The little I know so far
Despite the fact it takes a lot of work and the desired results can be slow in coming and difficult to measure, I like blogging. It’s a great exercise for those of us who have lots of thoughts and opinions we never took the time to jot down.
And since I began blogging a relatively short time ago, I’ve formulated a few thoughts about blogging itself. First, whether you blog for business or just to express yourself (I happen to do both), bloggers want to be read. Which is why many people judge their blog’s success by how many readers or subscribers they have.
Since I’ve been blogging I’ve started reading other blogs. Blogs not just about translation but about many things. Sometimes to learn something and sometimes just to see how they blog. I’ve even visited blogs about blogging; there are hundreds of them. These bloggers are professional bloggers. The blogger’s blogger, so to speak. Akin to a teacher who teaches teachers.
I’ve learned things from their “top 10 blogging tips” or “top 5 blogging no-nos.” I try to post on a regular basis. I try not to run off at the keyboard and do my best to keep posts relevant and interesting. I try to invite discussion. I like to get involved in discussions on other’s blogs; sharing our ideas in the larger blogging community is fun and educational, like wandering around a big party participating in the variety of smaller discussions. I’ve imported some widgets and plugins and have optimized my blog for search engines (fellow bloggers will know what I’m talking about).
For example, I recently loaded the plugin that gives a few buttons at the bottom of the post so readers can share it or bookmark on digg or technorati or in various other ways. By the way, for those of you who haven’t tried it, I like Stumble Upon, which not only lets you collect sites you like but allows you to, ahem, stumble upon others you might never have discovered. For example, here’s one of the fascinating articles I Stumbled Upon.
But most of us are not full time bloggers. We only blog about something else we do full time. So besides keeping up with our industry or hobby, we’re learning lots of little tricks about a new medium so we can share the stuff we really know about.
The downside about reading blogs about blogging is we can get blog envy — I know I’ve had it. Bloggers who blog about blogging or marketing or other popular topics tell us things like, “don’t worry, it takes time… it took more than a month before I got up to 5,000 hits a day.” Only a month? That’s a little like the school teacher listening to people in the corporate world comiserate about how this year’s bonus will be slightly smaller.

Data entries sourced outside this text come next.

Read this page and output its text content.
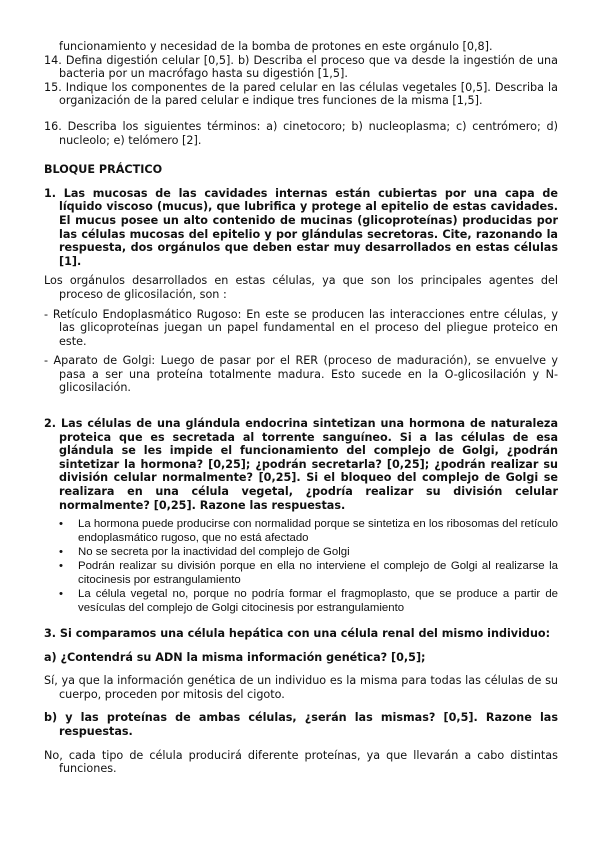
funcionamiento y necesidad de la bomba de protones en este orgánulo [0,8].

14. Defina digestión celular [0,5]. b) Describa el proceso que va desde la ingestión de una bacteria por un macrófago hasta su digestión [1,5].

15. Indique los componentes de la pared celular en las células vegetales [0,5]. Describa la organización de la pared celular e indique tres funciones de la misma [1,5].

16. Describa los siguientes términos: a) cinetocoro; b) nucleoplasma; c) centrómero; d) nucleolo; e) telómero [2].

BLOQUE PRÁCTICO

1. Las mucosas de las cavidades internas están cubiertas por una capa de líquido viscoso (mucus), que lubrifica y protege al epitelio de estas cavidades. El mucus posee un alto contenido de mucinas (glicoproteínas) producidas por las células mucosas del epitelio y por glándulas secretoras. Cite, razonando la respuesta, dos orgánulos que deben estar muy desarrollados en estas células [1].

Los orgánulos desarrollados en estas células, ya que son los principales agentes del proceso de glicosilación, son :

- Retículo Endoplasmático Rugoso: En este se producen las interacciones entre células, y las glicoproteínas juegan un papel fundamental en el proceso del pliegue proteico en este.

- Aparato de Golgi: Luego de pasar por el RER (proceso de maduración), se envuelve y pasa a ser una proteína totalmente madura. Esto sucede en la O-glicosilación y N-glicosilación.

2. Las células de una glándula endocrina sintetizan una hormona de naturaleza proteica que es secretada al torrente sanguíneo. Si a las células de esa glándula se les impide el funcionamiento del complejo de Golgi, ¿podrán sintetizar la hormona? [0,25]; ¿podrán secretarla? [0,25]; ¿podrán realizar su división celular normalmente? [0,25]. Si el bloqueo del complejo de Golgi se realizara en una célula vegetal, ¿podría realizar su división celular normalmente? [0,25]. Razone las respuestas.

• La hormona puede producirse con normalidad porque se sintetiza en los ribosomas del retículo endoplasmático rugoso, que no está afectado
• No se secreta por la inactividad del complejo de Golgi
• Podrán realizar su división porque en ella no interviene el complejo de Golgi al realizarse la citocinesis por estrangulamiento
• La célula vegetal no, porque no podría formar el fragmoplasto, que se produce a partir de vesículas del complejo de Golgi citocinesis por estrangulamiento

3. Si comparamos una célula hepática con una célula renal del mismo individuo:

a) ¿Contendrá su ADN la misma información genética? [0,5];

Sí, ya que la información genética de un individuo es la misma para todas las células de su cuerpo, proceden por mitosis del cigoto.

b) y las proteínas de ambas células, ¿serán las mismas? [0,5]. Razone las respuestas.

No, cada tipo de célula producirá diferente proteínas, ya que llevarán a cabo distintas funciones.
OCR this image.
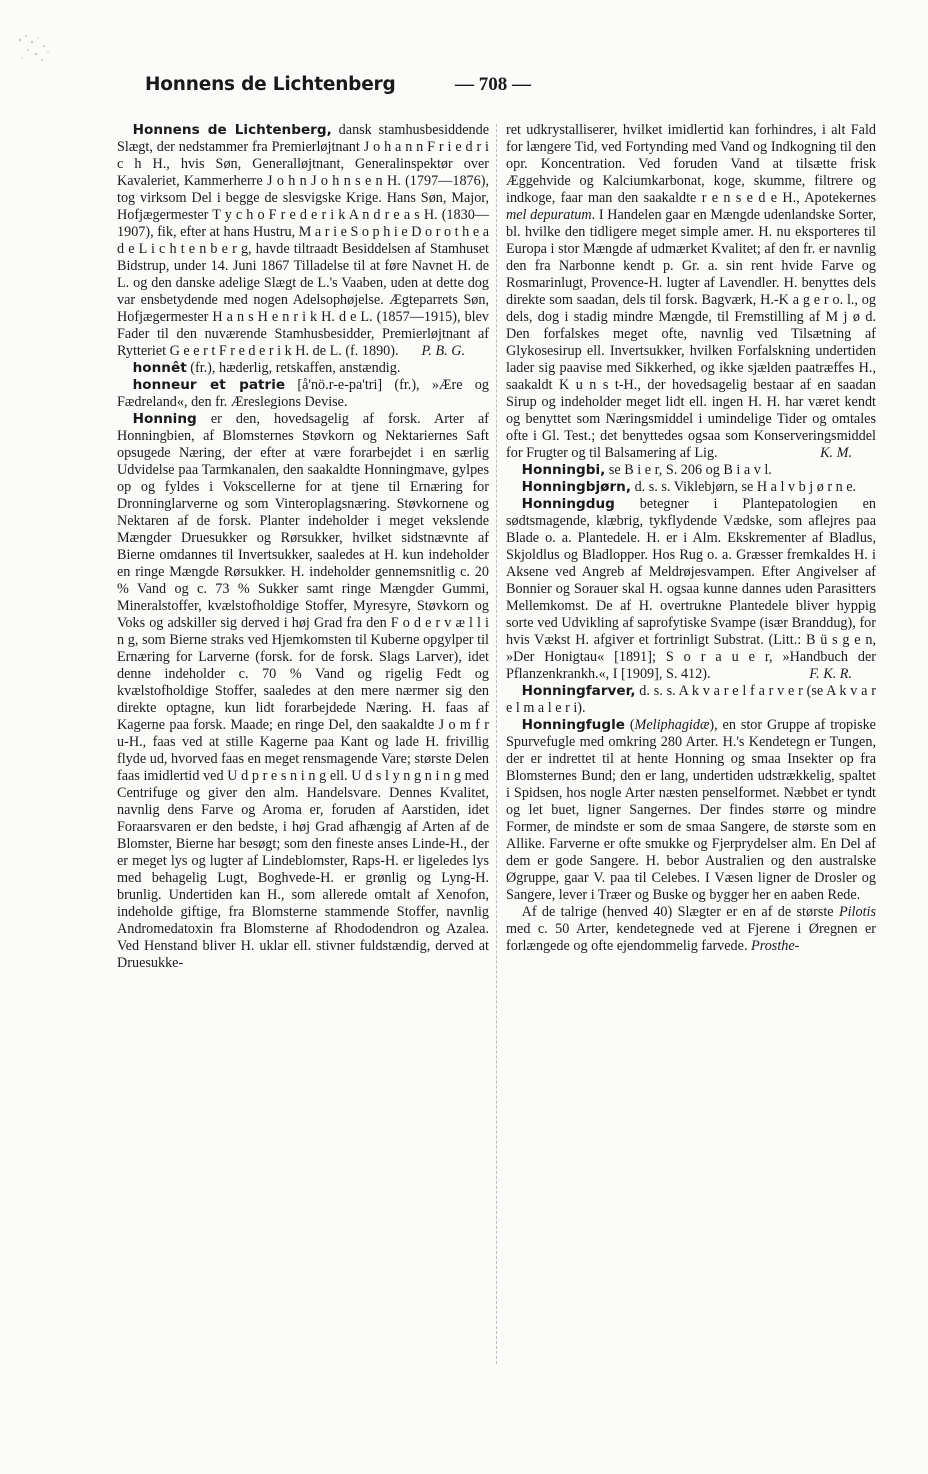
Honnens de Lichtenberg	— 708 —

Honnens de Lichtenberg, dansk stamhusbesiddende Slægt, der nedstammer fra Premierløjtnant J o h a n n F r i e d r i c h H., hvis Søn, Generalløjtnant, Generalinspektør over Kavaleriet, Kammerherre J o h n J o h n s e n H. (1797—1876), tog virksom Del i begge de slesvigske Krige. Hans Søn, Major, Hofjægermester T y c h o F r e d e r i k A n d r e a s H. (1830—1907), fik, efter at hans Hustru, M a r i e S o p h i e D o r o t h e a d e L i c h t e n b e r g, havde tiltraadt Besiddelsen af Stamhuset Bidstrup, under 14. Juni 1867 Tilladelse til at føre Navnet H. de L. og den danske adelige Slægt de L.'s Vaaben, uden at dette dog var ensbetydende med nogen Adelsophøjelse. Ægteparrets Søn, Hofjægermester H a n s H e n r i k H. d e L. (1857—1915), blev Fader til den nuværende Stamhusbesidder, Premierløjtnant af Rytteriet G e e r t F r e d e r i k H. de L. (f. 1890).	P. B. G.

honnêt (fr.), hæderlig, retskaffen, anstændig.

honneur et patrie [å'nö.r-e-pa'tri] (fr.), »Ære og Fædreland«, den fr. Æreslegions Devise.

Honning er den, hovedsagelig af forsk. Arter af Honningbien, af Blomsternes Støvkorn og Nektariernes Saft opsugede Næring, der efter at være forarbejdet i en særlig Udvidelse paa Tarmkanalen, den saakaldte Honningmave, gylpes op og fyldes i Vokscellerne for at tjene til Ernæring for Dronninglarverne og som Vinteroplagsnæring. Støvkornene og Nektaren af de forsk. Planter indeholder i meget vekslende Mængder Druesukker og Rørsukker, hvilket sidstnævnte af Bierne omdannes til Invertsukker, saaledes at H. kun indeholder en ringe Mængde Rørsukker. H. indeholder gennemsnitlig c. 20 % Vand og c. 73 % Sukker samt ringe Mængder Gummi, Mineralstoffer, kvælstofholdige Stoffer, Myresyre, Støvkorn og Voks og adskiller sig derved i høj Grad fra den F o d e r v æ l l i n g, som Bierne straks ved Hjemkomsten til Kuberne opgylper til Ernæring for Larverne (forsk. for de forsk. Slags Larver), idet denne indeholder c. 70 % Vand og rigelig Fedt og kvælstofholdige Stoffer, saaledes at den mere nærmer sig den direkte optagne, kun lidt forarbejdede Næring. H. faas af Kagerne paa forsk. Maade; en ringe Del, den saakaldte J o m f r u-H., faas ved at stille Kagerne paa Kant og lade H. frivillig flyde ud, hvorved faas en meget rensmagende Vare; største Delen faas imidlertid ved U d p r e s n i n g ell. U d s l y n g n i n g med Centrifuge og giver den alm. Handelsvare. Dennes Kvalitet, navnlig dens Farve og Aroma er, foruden af Aarstiden, idet Foraarsvaren er den bedste, i høj Grad afhængig af Arten af de Blomster, Bierne har besøgt; som den fineste anses Linde-H., der er meget lys og lugter af Lindeblomster, Raps-H. er ligeledes lys med behagelig Lugt, Boghvede-H. er grønlig og Lyng-H. brunlig. Undertiden kan H., som allerede omtalt af Xenofon, indeholde giftige, fra Blomsterne stammende Stoffer, navnlig Andromedatoxin fra Blomsterne af Rhododendron og Azalea. Ved Henstand bliver H. uklar ell. stivner fuldstændig, derved at Druesukke-

ret udkrystalliserer, hvilket imidlertid kan forhindres, i alt Fald for længere Tid, ved Fortynding med Vand og Indkogning til den opr. Koncentration. Ved foruden Vand at tilsætte frisk Æggehvide og Kalciumkarbonat, koge, skumme, filtrere og indkoge, faar man den saakaldte r e n s e d e H., Apotekernes mel depuratum. I Handelen gaar en Mængde udenlandske Sorter, bl. hvilke den tidligere meget simple amer. H. nu eksporteres til Europa i stor Mængde af udmærket Kvalitet; af den fr. er navnlig den fra Narbonne kendt p. Gr. a. sin rent hvide Farve og Rosmarinlugt, Provence-H. lugter af Lavendler. H. benyttes dels direkte som saadan, dels til forsk. Bagværk, H.-K a g e r o. l., og dels, dog i stadig mindre Mængde, til Fremstilling af M j ø d. Den forfalskes meget ofte, navnlig ved Tilsætning af Glykosesirup ell. Invertsukker, hvilken Forfalskning undertiden lader sig paavise med Sikkerhed, og ikke sjælden paatræffes H., saakaldt K u n s t-H., der hovedsagelig bestaar af en saadan Sirup og indeholder meget lidt ell. ingen H. H. har været kendt og benyttet som Næringsmiddel i umindelige Tider og omtales ofte i Gl. Test.; det benyttedes ogsaa som Konserveringsmiddel for Frugter og til Balsamering af Lig.	K. M.

Honningbi, se B i e r, S. 206 og B i a v l.

Honningbjørn, d. s. s. Viklebjørn, se H a l v b j ø r n e.

Honningdug betegner i Plantepatologien en sødtsmagende, klæbrig, tykflydende Vædske, som aflejres paa Blade o. a. Plantedele. H. er i Alm. Ekskrementer af Bladlus, Skjoldlus og Bladlopper. Hos Rug o. a. Græsser fremkaldes H. i Aksene ved Angreb af Meldrøjesvampen. Efter Angivelser af Bonnier og Sorauer skal H. ogsaa kunne dannes uden Parasitters Mellemkomst. De af H. overtrukne Plantedele bliver hyppig sorte ved Udvikling af saprofytiske Svampe (især Branddug), for hvis Vækst H. afgiver et fortrinligt Substrat. (Litt.: B ü s g e n, »Der Honigtau« [1891]; S o r a u e r, »Handbuch der Pflanzenkrankh.«, I [1909], S. 412).	F. K. R.

Honningfarver, d. s. s. A k v a r e l f a r v e r (se A k v a r e l m a l e r i).

Honningfugle (Meliphagidæ), en stor Gruppe af tropiske Spurvefugle med omkring 280 Arter. H.'s Kendetegn er Tungen, der er indrettet til at hente Honning og smaa Insekter op fra Blomsternes Bund; den er lang, undertiden udstrækkelig, spaltet i Spidsen, hos nogle Arter næsten penselformet. Næbbet er tyndt og let buet, ligner Sangernes. Der findes større og mindre Former, de mindste er som de smaa Sangere, de største som en Allike. Farverne er ofte smukke og Fjerprydelser alm. En Del af dem er gode Sangere. H. bebor Australien og den australske Øgruppe, gaar V. paa til Celebes. I Væsen ligner de Drosler og Sangere, lever i Træer og Buske og bygger her en aaben Rede.

Af de talrige (henved 40) Slægter er en af de største Pilotis med c. 50 Arter, kendetegnede ved at Fjerene i Øregnen er forlængede og ofte ejendommelig farvede. Prosthe-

And I admit to feeling a little envious when I see an uninteresting post receive 143 comments. But I’m not discouraged. My numbers are lower but, as I say, I like blogging.
But now I’m off the topic of my blog, which is usually on the “no-no” list. So what’s my point? No point other than to take a moment away from my main topic to discuss the new tool I’ve been using to communicate it, and to share a few thoughts with my fellow bloggers in my blogging community.